Credit Unions play a significant role in our financial landscape, offering a wide range of financial services to their members. One of the main activities of credit unions is lending to individuals and businesses to meet their various financial needs.
Over the past decade, many individuals and businesses have turned to credit unions for loans due to their personalized service and community-focused approach. Credit unions have a unique advantage in understanding the needs of their members, leading to tailored loan products and flexible terms. Loan demand continues to be robust for credit unions despite the surge in interest rates over the past year. There is heavy demand for personal loans, mortgages, auto loans, commercial real estate loans and small business loans.

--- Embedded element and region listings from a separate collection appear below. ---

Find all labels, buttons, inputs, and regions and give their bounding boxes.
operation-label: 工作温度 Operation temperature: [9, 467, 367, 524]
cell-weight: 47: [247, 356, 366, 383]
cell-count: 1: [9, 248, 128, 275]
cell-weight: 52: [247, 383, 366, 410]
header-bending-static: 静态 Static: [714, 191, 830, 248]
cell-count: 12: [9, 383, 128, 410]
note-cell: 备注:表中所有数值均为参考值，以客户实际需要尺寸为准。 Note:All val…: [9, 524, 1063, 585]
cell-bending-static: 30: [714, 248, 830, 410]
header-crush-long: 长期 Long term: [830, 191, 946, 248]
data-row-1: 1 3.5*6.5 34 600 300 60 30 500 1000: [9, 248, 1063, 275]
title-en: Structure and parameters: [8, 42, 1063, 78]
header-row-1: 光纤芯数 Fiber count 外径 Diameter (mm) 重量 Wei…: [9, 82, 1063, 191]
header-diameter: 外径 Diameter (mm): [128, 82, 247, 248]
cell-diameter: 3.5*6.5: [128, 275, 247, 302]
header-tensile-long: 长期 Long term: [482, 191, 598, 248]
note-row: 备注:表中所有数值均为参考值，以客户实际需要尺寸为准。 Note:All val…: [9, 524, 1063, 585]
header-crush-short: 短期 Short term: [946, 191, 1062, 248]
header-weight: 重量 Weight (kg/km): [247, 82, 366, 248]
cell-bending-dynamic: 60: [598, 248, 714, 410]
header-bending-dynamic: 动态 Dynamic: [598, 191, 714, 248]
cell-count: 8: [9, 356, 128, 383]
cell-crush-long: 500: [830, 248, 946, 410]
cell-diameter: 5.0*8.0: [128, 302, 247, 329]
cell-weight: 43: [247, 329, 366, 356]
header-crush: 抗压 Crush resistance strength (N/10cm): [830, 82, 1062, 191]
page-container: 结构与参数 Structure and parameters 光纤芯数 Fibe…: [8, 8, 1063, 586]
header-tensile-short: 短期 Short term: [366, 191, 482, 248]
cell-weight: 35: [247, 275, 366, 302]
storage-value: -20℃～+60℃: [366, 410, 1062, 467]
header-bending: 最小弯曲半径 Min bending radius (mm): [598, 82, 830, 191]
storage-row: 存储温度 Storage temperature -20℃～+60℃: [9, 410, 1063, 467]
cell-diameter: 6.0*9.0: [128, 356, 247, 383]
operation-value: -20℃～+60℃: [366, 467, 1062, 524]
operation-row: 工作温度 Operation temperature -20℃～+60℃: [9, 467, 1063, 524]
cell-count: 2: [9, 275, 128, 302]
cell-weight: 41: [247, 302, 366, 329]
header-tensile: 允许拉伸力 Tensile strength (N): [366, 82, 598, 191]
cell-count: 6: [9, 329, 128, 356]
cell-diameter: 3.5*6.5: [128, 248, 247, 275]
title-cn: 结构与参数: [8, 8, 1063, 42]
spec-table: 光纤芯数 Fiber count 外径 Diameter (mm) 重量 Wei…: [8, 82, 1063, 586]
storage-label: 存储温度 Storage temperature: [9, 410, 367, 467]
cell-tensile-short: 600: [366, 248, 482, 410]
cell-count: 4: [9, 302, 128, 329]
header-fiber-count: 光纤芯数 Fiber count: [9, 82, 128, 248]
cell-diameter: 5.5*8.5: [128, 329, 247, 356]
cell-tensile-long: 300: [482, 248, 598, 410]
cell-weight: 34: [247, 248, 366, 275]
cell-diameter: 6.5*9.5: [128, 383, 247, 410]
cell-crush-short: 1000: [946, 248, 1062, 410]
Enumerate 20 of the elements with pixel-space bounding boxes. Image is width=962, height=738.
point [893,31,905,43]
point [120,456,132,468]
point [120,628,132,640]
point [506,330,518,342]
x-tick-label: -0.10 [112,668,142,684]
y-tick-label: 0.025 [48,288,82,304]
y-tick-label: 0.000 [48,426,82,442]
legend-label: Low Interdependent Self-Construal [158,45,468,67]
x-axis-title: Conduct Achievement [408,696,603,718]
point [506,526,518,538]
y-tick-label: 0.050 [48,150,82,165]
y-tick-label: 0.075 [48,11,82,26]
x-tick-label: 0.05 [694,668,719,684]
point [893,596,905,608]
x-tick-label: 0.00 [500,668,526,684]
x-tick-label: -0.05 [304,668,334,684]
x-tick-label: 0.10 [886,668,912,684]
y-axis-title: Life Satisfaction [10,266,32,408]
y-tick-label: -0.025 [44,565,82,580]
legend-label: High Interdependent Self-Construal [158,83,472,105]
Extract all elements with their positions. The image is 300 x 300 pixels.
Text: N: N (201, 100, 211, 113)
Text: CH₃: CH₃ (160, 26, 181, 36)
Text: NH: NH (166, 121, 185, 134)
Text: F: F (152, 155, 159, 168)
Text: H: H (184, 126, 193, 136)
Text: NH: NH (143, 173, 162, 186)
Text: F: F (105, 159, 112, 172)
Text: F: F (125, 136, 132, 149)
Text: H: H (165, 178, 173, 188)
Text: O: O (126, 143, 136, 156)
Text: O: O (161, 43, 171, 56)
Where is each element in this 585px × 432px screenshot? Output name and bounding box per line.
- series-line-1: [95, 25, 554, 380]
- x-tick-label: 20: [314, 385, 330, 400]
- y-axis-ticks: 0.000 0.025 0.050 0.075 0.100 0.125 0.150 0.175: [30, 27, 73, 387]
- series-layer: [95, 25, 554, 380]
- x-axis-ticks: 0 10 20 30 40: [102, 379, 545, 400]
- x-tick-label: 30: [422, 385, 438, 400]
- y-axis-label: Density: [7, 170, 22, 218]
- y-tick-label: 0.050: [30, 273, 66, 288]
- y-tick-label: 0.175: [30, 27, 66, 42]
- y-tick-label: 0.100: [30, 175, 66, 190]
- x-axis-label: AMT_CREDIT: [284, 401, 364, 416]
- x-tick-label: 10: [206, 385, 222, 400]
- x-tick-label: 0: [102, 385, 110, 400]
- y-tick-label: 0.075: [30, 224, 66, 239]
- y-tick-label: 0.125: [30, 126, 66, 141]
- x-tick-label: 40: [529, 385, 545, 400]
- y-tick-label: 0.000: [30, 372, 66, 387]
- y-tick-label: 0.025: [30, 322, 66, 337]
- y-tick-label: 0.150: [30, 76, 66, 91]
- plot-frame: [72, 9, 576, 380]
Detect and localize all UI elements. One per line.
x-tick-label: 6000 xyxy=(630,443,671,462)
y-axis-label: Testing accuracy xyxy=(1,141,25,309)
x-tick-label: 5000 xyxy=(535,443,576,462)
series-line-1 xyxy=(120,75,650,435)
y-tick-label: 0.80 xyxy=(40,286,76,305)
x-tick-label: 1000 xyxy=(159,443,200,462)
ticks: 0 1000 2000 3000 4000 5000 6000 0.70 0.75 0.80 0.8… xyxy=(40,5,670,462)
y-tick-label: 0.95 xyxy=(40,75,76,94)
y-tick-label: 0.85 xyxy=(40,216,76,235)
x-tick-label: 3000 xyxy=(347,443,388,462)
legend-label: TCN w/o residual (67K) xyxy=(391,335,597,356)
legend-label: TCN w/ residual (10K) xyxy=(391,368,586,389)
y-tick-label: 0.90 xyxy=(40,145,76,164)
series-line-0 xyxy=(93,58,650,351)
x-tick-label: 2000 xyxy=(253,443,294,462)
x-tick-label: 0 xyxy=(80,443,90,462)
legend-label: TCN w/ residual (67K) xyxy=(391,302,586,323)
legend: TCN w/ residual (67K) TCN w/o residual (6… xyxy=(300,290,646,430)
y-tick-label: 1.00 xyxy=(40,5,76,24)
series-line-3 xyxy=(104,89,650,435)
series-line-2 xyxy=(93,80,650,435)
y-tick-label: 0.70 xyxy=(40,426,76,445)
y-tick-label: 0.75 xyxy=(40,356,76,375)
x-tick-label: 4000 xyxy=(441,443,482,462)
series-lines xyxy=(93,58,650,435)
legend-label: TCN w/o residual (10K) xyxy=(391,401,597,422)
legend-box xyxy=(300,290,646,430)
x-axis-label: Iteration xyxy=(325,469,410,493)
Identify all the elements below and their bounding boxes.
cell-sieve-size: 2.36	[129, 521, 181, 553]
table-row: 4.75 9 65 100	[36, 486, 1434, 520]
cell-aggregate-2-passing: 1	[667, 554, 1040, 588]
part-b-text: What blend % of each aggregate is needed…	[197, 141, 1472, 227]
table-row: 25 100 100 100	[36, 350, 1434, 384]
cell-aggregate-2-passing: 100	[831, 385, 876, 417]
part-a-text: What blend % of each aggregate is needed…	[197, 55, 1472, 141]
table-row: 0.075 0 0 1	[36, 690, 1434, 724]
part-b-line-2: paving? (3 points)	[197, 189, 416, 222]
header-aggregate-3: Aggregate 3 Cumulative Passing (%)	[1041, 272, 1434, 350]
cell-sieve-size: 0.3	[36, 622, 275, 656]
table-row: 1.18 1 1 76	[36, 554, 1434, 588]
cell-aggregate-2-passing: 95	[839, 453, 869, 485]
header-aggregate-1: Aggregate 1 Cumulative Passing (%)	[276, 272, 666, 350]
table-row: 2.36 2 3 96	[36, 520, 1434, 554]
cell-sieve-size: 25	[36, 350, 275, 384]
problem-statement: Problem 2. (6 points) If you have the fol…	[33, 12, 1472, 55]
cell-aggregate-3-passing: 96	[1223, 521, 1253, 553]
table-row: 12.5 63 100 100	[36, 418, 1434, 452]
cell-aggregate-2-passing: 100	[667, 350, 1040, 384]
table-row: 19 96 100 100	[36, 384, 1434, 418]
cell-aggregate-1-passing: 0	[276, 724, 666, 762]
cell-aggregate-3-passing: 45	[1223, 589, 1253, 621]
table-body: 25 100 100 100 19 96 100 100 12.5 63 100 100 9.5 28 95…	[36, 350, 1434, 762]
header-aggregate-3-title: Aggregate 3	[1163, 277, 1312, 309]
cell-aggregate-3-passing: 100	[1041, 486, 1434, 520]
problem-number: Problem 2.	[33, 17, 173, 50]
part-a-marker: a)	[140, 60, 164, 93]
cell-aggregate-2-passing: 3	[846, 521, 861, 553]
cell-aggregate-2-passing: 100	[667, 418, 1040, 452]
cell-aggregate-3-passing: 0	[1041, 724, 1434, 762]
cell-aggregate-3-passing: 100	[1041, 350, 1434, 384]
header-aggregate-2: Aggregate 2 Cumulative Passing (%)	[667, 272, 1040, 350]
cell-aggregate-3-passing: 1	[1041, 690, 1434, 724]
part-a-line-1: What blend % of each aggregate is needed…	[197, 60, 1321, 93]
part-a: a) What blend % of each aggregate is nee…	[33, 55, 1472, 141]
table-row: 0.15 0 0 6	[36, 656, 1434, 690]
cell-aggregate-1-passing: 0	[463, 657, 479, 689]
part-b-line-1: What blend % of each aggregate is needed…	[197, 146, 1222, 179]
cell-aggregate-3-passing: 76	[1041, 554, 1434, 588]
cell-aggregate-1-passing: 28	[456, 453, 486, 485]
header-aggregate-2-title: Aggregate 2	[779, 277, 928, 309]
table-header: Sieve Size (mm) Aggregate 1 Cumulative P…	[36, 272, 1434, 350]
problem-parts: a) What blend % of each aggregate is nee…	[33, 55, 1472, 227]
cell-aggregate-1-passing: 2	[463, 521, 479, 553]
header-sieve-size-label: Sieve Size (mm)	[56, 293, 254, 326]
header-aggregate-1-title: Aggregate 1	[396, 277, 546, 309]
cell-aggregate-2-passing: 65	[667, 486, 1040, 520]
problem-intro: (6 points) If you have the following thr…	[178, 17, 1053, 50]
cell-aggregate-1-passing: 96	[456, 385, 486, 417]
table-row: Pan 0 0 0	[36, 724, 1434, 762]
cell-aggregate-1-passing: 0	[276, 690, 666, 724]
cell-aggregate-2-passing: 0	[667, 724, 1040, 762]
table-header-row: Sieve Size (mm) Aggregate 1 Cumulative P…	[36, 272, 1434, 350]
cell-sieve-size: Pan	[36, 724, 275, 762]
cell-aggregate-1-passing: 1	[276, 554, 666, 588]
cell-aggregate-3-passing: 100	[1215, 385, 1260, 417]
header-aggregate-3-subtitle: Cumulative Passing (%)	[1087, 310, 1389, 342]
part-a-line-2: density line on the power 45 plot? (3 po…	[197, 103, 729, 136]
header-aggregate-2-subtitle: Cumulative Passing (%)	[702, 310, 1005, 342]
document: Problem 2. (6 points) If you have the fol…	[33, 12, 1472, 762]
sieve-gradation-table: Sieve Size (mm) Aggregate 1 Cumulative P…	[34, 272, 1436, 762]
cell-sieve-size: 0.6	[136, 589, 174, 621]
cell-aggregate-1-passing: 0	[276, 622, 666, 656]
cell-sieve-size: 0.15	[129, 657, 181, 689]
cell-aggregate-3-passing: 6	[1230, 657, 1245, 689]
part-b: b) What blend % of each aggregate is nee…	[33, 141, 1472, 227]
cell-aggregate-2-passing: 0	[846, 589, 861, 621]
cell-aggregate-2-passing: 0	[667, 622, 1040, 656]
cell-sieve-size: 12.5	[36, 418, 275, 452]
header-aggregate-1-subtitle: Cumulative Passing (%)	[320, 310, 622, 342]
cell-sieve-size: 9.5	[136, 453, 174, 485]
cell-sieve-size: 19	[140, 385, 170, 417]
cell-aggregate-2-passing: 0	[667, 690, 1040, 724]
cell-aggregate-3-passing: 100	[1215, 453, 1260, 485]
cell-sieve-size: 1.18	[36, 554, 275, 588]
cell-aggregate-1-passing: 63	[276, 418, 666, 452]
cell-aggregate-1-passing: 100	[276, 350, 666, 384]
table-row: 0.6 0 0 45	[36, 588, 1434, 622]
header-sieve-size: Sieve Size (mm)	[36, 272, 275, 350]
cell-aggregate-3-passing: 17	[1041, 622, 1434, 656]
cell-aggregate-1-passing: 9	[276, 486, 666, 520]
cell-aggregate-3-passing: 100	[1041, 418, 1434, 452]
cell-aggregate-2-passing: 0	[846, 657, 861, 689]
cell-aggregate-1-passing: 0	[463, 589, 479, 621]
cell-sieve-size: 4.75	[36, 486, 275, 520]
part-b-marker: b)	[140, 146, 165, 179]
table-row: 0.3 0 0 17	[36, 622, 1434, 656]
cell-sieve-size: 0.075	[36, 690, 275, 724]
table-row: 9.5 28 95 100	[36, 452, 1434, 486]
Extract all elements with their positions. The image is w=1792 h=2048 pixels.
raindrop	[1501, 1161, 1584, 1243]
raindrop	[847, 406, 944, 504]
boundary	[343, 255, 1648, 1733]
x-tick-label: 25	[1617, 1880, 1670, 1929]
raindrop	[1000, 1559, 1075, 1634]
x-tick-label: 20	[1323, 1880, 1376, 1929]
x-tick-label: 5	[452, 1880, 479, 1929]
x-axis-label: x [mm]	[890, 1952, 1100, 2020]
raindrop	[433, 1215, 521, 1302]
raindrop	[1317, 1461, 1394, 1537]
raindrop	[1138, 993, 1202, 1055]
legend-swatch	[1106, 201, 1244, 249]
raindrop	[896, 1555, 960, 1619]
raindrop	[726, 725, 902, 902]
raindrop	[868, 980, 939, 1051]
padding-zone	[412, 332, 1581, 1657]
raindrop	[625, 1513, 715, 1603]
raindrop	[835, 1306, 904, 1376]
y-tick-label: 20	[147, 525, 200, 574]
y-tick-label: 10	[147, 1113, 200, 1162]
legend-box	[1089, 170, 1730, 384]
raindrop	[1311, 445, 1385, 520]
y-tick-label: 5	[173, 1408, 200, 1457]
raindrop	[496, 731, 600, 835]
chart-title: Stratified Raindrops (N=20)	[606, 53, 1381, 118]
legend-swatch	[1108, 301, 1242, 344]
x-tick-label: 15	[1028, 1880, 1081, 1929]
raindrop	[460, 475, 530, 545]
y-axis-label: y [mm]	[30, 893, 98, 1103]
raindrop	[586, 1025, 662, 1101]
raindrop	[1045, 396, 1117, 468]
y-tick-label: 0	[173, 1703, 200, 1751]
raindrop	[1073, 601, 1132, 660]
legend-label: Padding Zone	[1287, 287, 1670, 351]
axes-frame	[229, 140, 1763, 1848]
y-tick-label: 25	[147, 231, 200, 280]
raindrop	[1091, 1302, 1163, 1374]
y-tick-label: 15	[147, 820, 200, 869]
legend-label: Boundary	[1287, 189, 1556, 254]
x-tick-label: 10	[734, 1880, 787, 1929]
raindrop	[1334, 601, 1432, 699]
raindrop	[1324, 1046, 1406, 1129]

As loan demand continues to thrive, liquidity continues to be a real concern for the credit union space. Maintaining sufficient liquidity is essential for credit unions to meet the funding requirements of their loan portfolio’s while protecting the financial stability of the institution.
After conversations with credit union clients over the past few months, many are seeing high loan demand, from both individuals and business members. Chief Lending Officer’s across the country are refraining from buying loan participations from outside originators and other credit unions to keep their powder dry for customers within their footprint. The concern is not loan growth, it’s liquidity. Over the past several years, credit unions began funding long-term loan obligations with short-term and overnight deposits. This is not a sustainable way to manage an institution.
Many credit unions have implemented precise strategies to monitor and analyze their liquidity positions on a consistent basis. They have developed robust liquidity risk management policies that outline limits and contingency plans for different liquidity scenarios. They are diversifying their funding sources to include wholesale funding markets, establishing lines of credit with other financial institutions, and utilizing funding options by central banks and other liquidity facilities.